Stock Groups

New study estimates 1.6 million in U.S. identify as transgender -Breaking

[ad_1]

2/2
© Reuters. FILEPHOTO: One person raises a flag to protest Trump’s proposed transgender plan to reduce gender boundaries to male and female at birth at City Hall in New York City. The rally took place on October 24, 2018, U.S.A. REUTERS/Brendan McD

2/2

Jonathan Allen

(Reuters) – A new study has estimated that almost 1.64 million Americans aged 13 and older are transgender. It was based upon an analysis of expanded federal health surveys.

The study estimates https://williamsinstitute.law.ucla.edu/wp-content/uploads/Trans-Pop-Update-Jun-2022.pdf that about 0.5% of all U.S. adults, some 1.3 million people, and about 1.4%, or 300,000, of youth between 13- and 17-years-old identify as transgender, having a different gender identity than the sex they were assigned at birth.

Researchers at UCLA’s Williams Institute conducted the analysis. This think tank is focused on gender identity policy and was able to conclude that both the number and percentage of transgender people in the United States had “remained constant” since 2016, when the institute released its last estimates.

Jody Herman, one author of the study, stated in an interview that the “report shows trans people exist everywhere and their needs, concerns, and need to be heard and addressed in the policy landscape.”

Data from two types of U.S. Centers for Disease Control (CDC) surveys were used by researchers to create the data.

Jae Selvelius, an assistant professor of medicine at University of California San Francisco, said that it was the best estimate of the population using only “the best data available currently to make these estimations.”

Sevelius added, “That being stated, even best-available data is not great,” adding that findings from the new study were not peer reviewed and align with previous estimates.

Sevelius and a colleague conducted a peer-reviewed meta-analysis https://ajph.aphapublications.org/doi/full/10.2105/AJPH.2016.303578 published in 2017 in the American Journal of Public Health that found nearly 1 million U.S. adults were transgender, based on more limited data than in the Williams Institute study. It was considered conservative and they concluded that future surveys will likely uncover higher numbers of transgender persons.

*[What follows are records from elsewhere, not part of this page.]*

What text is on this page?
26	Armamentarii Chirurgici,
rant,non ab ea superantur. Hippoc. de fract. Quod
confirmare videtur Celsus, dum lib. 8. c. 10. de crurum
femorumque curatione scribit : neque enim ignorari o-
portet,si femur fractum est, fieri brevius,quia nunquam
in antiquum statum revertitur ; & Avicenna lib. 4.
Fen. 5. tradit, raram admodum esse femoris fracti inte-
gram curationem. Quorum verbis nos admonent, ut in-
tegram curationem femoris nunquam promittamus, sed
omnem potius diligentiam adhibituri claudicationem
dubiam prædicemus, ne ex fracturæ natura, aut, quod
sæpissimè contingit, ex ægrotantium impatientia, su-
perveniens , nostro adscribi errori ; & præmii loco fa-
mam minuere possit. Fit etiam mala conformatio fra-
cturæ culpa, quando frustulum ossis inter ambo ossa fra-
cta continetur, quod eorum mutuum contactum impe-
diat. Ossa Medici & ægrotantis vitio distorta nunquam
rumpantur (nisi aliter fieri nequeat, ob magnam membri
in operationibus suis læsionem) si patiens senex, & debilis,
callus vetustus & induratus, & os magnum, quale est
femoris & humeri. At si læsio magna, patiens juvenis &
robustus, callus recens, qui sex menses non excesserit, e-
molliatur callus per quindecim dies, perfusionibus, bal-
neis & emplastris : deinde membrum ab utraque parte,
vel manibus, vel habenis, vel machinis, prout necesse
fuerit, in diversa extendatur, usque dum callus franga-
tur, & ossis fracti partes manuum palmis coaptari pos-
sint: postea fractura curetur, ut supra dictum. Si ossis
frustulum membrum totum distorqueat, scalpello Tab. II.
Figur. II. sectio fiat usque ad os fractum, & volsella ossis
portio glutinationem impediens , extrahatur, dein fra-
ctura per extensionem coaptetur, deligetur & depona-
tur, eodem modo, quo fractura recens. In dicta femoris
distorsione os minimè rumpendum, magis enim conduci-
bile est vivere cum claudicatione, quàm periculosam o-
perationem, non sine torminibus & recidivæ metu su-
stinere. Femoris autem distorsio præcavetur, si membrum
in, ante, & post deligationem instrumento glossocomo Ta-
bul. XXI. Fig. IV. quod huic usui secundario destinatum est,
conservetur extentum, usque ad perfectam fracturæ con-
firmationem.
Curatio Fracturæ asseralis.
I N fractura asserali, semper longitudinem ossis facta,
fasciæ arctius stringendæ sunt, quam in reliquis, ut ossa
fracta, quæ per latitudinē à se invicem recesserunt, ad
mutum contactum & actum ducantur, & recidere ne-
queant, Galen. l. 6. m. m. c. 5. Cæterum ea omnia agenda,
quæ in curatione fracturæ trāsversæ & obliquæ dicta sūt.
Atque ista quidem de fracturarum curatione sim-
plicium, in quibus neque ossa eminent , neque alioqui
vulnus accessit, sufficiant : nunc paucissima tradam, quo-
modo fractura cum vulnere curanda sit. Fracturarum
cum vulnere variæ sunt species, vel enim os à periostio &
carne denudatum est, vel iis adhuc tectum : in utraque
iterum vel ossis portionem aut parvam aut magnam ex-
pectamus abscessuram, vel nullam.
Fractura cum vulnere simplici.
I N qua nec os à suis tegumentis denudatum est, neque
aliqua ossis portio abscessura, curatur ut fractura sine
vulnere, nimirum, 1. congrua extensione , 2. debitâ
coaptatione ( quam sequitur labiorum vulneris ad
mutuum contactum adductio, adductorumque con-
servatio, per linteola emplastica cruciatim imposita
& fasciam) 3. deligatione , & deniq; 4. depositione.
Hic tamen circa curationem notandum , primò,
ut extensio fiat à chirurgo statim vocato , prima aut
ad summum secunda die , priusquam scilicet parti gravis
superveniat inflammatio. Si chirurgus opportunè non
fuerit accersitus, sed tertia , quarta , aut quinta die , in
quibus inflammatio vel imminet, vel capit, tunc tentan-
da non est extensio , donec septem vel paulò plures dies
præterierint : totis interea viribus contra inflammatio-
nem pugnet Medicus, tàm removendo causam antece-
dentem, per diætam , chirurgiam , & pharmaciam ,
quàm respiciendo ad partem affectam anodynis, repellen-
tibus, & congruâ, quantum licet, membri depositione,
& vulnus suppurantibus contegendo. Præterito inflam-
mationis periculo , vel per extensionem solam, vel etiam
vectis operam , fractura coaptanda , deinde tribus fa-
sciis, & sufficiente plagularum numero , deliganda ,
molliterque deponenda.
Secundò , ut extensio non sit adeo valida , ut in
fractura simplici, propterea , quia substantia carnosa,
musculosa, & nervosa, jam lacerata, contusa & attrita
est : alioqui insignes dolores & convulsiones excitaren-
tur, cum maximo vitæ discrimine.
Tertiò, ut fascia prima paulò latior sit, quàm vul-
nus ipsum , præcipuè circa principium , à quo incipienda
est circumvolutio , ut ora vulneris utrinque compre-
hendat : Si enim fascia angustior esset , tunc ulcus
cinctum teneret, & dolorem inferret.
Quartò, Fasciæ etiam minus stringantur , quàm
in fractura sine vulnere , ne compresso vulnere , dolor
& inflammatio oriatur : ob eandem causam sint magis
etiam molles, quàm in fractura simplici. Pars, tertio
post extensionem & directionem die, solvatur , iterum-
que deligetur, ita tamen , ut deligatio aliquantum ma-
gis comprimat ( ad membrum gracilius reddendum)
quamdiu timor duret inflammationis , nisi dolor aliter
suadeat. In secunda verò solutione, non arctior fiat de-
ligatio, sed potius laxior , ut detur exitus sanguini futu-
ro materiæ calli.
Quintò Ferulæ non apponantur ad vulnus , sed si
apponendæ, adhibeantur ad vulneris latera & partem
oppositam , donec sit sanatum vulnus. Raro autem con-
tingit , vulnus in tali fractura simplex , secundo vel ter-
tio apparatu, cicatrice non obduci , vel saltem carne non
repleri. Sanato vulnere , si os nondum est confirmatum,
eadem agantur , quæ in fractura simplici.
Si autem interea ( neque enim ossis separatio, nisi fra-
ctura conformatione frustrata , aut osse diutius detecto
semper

Sevelius and researchers at the Williams Institute noted that the CDC data is not perfect. According to the Williams Institute study, only 15 states used the optional questions on gender identity that the CDC had introduced in 2017.

Sevelius stated that survey language can be problematic. Sevelius mentioned, for example, that some CDC question asks transgender respondents if their gender is “male/female” or ‘female/male.” These terms are rejected by many trans people.

Sevelius explained that the tool was used to measure something very complex, particularly for young people.